A su llegada a Manila procedente de Estados Unidos, Pacquiao se reunió con la presidenta del país, Gloria Macapagal Arroyo, quien le obsequió con una tarta en forma de guante de boxeo con el lema "Número 1 del mundo, libra por libra".
"Mi victoria es para todos vosotros", manifestó a la televisión local este ex panadero de 29 años, ídolo de millones de filipinos que viven por debajo del umbral de la pobreza.
Con puñetazos al aire, Pacquiao rememoró la pelea durante su encuentro con la jefa del Estado, quien le calificó de "inspiración para el pueblo".
La noche del sábado en Las Vegas, "Pacman" se deshizo en apenas ocho asaltos del estadounidense de origen mexicano De la Hoya, otrora una de las grandes estrellas de este deporte y de mayor tamaño que el asiático.
Filipinas estalló de júbilo cuando uno de sus mayores héroes levantó los dos brazos en señal de victoria sobre De la Hoya, quien le confesó tras la pelea: "Ahora eres mi ídolo."
Millones de sus compatriotas estuvieron pegados a la pantalla de sus televisores para no perderse detalle del combate, que paralizó el país y durante el cual apenas se registraron crímenes en Manila, la capital.
Incluso en las zonas de conflicto con las guerrillas comunista y musulmana se respetó, en su mayor parte, una tregua no declarada por la pelea, aunque Abu Sayyaf se enfrentó ó con el Ejército en la isla de Basilan, a unos 930 kilómetros al sur de Manila y feudo de esa organización islámica.
"Pacman", abanderado de Filipinas en los Juegos Olímpicos de Beijing aunque no compitió, es amigo personal de la presidenta y la apoyó durante su campaña en las elecciones de 2004, en las que revalidó su mandato.

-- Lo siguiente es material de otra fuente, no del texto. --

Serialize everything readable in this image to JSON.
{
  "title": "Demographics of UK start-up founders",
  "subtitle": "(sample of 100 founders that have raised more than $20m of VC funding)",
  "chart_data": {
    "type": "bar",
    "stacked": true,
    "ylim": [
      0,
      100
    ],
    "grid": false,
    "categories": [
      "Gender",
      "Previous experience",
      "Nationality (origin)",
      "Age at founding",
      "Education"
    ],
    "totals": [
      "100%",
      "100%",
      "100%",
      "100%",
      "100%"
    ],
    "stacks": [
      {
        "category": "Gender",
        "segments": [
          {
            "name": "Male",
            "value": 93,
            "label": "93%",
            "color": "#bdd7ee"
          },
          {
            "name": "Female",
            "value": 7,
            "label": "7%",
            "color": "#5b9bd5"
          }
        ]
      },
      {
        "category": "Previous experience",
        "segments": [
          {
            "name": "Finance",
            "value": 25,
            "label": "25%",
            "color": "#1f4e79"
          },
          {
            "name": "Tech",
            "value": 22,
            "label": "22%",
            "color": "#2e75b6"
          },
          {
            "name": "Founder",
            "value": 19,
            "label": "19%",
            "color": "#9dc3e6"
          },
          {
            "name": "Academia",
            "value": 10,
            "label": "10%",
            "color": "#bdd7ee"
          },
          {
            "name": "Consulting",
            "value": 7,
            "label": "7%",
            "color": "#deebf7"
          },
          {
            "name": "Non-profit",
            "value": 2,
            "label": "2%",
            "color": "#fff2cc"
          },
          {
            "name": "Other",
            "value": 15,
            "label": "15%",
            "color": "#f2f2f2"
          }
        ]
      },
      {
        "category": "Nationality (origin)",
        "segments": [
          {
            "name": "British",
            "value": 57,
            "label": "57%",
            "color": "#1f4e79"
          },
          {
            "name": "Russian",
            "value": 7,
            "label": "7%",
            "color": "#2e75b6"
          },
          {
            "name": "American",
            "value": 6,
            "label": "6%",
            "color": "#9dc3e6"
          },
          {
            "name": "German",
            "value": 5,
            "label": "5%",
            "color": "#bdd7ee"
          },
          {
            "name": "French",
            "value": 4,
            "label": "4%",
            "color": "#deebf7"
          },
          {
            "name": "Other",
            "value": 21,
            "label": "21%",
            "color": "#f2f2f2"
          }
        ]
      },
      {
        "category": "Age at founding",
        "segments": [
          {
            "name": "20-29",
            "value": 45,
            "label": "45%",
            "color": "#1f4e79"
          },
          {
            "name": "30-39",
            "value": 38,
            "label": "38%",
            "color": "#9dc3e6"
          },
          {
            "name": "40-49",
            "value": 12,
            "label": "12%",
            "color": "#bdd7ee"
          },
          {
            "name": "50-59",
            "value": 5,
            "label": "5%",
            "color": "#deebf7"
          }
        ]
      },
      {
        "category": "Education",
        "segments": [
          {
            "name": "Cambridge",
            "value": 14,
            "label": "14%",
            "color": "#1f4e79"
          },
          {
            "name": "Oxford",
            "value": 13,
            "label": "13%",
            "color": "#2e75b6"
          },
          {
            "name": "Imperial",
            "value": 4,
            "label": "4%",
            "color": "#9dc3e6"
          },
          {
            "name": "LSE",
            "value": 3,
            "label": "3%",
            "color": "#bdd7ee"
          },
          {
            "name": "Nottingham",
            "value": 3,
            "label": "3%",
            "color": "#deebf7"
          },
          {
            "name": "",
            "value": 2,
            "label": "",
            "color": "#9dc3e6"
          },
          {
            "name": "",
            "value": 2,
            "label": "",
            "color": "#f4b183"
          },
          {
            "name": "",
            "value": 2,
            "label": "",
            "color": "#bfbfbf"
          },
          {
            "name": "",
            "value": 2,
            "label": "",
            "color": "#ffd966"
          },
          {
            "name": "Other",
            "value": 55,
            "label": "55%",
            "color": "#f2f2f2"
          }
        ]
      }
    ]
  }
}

"Sé que rezó por mi y se puso nerviosa durante el combate", dijo el boxeador a la mandataria.
No obstante, tres años después, el púgil fracasó en su propio intento de entrar en política cuando fue derrotado en el escaño al que aspiraba por su ciudad natal de General Santos, donde comenzó a trabajar de panadero y repartidor.
Es un auténtico fenómeno de masas en Filipinas, donde no abundan los grandes deportistas, y fue portada habitual de la prensa del corazón por sus sonados idilios con actrices y modelos hasta que se casó con su actual mujer, Jinky.